During the three exhausting days of the conference I found myself slowly seeing the creative spark get revived, even if it was just a flicker. There’s something about being in a room with other creatives who also have a dream and are actually doing something about it. We may not know what we’re doing all the time, but being around those who are showing an effort and a push to learn and move forward is quite refreshing.
I’ve had a second book sitting on my computer for over a year that is 3/4 of the way written. Honestly, I don’t know what to do with the ending and found myself stuck, much like in real life. Like a lot of things I don’t know what to do with, I set it down. Then I ignored it. Having a conference room full of people asking about your latest project somehow makes you face what you’ve been trying so hard to ignore. No matter how uncomfortable, I’m glad I went and I’m glad they asked. It forced me to face the truth.
The truth is I need to write. It’s a need that I have stifled and I have suffered for it. I also adore shooting people and have an inner need to connect with people through a lens. Something deep is missing when I’m not doing one or the other. Part of the reason I like shooting this particular conference and have done so year after year is the fact that I love reconnecting with the authors that have birthed their books and who now see their dreams in print and in full color. Being a part of someone else’s dream and helping them in some small way with their project is one of the very things that makes my heart sing.
For giggles, I took a copy from each of the authors I did photos for this last year and stacked them all together to create a display for what I lovingly call my “author collection.” Staring at the stack of books I felt an overwhelming mix of emotions–one was of pure pride for those that have seen their book dreams come to fruition, the other was guilt. Guilt that I almost didn’t go, guilt that I tried to get out of shooting the conference, and guilt that I had let my own dreams and passions get muted in the changes and upheaval of this past year.

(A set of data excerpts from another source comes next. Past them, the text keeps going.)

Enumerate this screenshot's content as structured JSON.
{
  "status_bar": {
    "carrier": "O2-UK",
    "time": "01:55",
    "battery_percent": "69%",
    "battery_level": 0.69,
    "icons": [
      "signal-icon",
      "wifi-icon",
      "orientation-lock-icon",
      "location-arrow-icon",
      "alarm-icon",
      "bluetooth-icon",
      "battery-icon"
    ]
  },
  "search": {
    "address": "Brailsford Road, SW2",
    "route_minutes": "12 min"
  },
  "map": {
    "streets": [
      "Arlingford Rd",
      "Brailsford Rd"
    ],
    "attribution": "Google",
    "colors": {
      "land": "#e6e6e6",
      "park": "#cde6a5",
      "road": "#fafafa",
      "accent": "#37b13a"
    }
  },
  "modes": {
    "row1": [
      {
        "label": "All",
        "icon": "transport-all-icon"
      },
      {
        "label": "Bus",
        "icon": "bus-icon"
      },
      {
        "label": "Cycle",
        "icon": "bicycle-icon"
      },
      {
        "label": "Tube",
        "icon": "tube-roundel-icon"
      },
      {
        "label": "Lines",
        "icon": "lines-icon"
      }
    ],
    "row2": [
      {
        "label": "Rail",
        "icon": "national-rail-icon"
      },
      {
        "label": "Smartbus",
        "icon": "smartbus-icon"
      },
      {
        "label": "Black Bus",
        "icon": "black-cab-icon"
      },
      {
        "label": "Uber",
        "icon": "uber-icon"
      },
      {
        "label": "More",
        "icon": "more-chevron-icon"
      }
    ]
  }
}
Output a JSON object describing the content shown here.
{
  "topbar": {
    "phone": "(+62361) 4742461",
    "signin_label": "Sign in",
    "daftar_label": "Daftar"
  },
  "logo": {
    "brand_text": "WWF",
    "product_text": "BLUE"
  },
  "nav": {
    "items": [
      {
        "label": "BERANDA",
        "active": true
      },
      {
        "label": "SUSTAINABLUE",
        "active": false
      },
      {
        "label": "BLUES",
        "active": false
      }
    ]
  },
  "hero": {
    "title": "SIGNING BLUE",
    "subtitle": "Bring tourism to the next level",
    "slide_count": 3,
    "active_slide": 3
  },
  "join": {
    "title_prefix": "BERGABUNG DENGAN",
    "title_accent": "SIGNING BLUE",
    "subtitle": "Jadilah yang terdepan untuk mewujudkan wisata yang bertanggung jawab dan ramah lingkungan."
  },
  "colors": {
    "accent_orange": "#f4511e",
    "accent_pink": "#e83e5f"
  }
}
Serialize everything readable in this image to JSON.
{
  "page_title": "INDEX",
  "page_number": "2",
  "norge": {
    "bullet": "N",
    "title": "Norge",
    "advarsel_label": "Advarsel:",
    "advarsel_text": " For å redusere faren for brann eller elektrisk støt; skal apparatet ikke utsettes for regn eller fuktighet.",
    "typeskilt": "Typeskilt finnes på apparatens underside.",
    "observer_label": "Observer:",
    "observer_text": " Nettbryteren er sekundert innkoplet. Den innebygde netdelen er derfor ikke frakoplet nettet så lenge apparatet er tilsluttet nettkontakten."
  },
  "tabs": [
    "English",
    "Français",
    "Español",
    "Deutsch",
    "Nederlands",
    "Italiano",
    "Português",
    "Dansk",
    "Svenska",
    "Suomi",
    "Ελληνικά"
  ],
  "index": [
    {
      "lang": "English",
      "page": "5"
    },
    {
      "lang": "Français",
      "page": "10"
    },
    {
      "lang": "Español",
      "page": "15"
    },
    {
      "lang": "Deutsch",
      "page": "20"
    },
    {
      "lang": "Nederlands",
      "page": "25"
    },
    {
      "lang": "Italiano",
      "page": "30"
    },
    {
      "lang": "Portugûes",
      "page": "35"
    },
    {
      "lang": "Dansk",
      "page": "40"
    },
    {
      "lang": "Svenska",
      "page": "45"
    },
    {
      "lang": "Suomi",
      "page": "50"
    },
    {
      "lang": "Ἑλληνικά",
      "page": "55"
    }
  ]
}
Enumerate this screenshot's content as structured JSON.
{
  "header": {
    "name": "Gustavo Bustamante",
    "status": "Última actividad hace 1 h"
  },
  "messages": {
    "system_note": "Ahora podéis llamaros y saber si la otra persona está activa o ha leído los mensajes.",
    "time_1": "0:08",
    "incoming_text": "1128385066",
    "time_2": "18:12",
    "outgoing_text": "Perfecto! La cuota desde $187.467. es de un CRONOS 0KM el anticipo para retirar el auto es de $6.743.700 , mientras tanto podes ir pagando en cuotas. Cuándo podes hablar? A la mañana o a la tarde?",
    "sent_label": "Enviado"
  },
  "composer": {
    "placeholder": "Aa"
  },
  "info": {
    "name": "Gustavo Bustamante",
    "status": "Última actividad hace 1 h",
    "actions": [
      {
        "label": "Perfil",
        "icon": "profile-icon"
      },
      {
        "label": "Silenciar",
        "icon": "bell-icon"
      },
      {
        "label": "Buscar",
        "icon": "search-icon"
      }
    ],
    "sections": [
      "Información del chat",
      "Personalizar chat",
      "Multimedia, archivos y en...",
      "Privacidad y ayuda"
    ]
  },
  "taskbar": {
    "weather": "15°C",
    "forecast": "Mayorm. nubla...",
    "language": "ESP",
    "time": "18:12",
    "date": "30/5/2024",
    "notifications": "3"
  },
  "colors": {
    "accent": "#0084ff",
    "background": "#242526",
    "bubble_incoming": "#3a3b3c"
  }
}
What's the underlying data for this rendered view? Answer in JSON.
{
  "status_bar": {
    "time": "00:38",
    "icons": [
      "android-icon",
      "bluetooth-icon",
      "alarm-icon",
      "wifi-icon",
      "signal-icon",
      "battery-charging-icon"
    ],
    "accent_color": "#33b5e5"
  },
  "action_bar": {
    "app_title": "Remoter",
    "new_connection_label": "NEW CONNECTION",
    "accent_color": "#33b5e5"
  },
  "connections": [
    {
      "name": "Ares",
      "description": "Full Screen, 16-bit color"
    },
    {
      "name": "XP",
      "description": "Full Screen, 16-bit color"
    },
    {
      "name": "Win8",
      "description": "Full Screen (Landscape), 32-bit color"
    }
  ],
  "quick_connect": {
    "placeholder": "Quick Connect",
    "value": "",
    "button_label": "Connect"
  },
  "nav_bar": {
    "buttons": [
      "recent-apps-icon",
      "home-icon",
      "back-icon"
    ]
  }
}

I have another upcoming year of change and I am walking out of this last weekend with a thankful heart and a fresh determination not to let my future get muddied and faded with the busyness of survival. One day I will do more than survive…I will thrive again. One day I will get to cross another dream off and add another thing to my Next List.
Ashlee Bratton – author of the book “Life Before The Lottery: Living Beyond The Bucket” is a professional photographer, freelance writer, and (when she has to be) an inspirational speaker with a bachelor’s degree in speech communication and master’s degree in business administration.
Along with completing 29 of the 30 things on her 30×30 list, her writing contributions include numerous publications such as Vail’s EAT magazine, creating a 56 page Visitor Guide for a mountain ski town, blogging and guest blogging, being featured in multiple newspapers and e-zines, and various other projects.
Currently, she keeps her camera in hand in the Rocky Mountains of Colorado, is a complete and total foodie, and takes plane rides for fun. She likes things that go.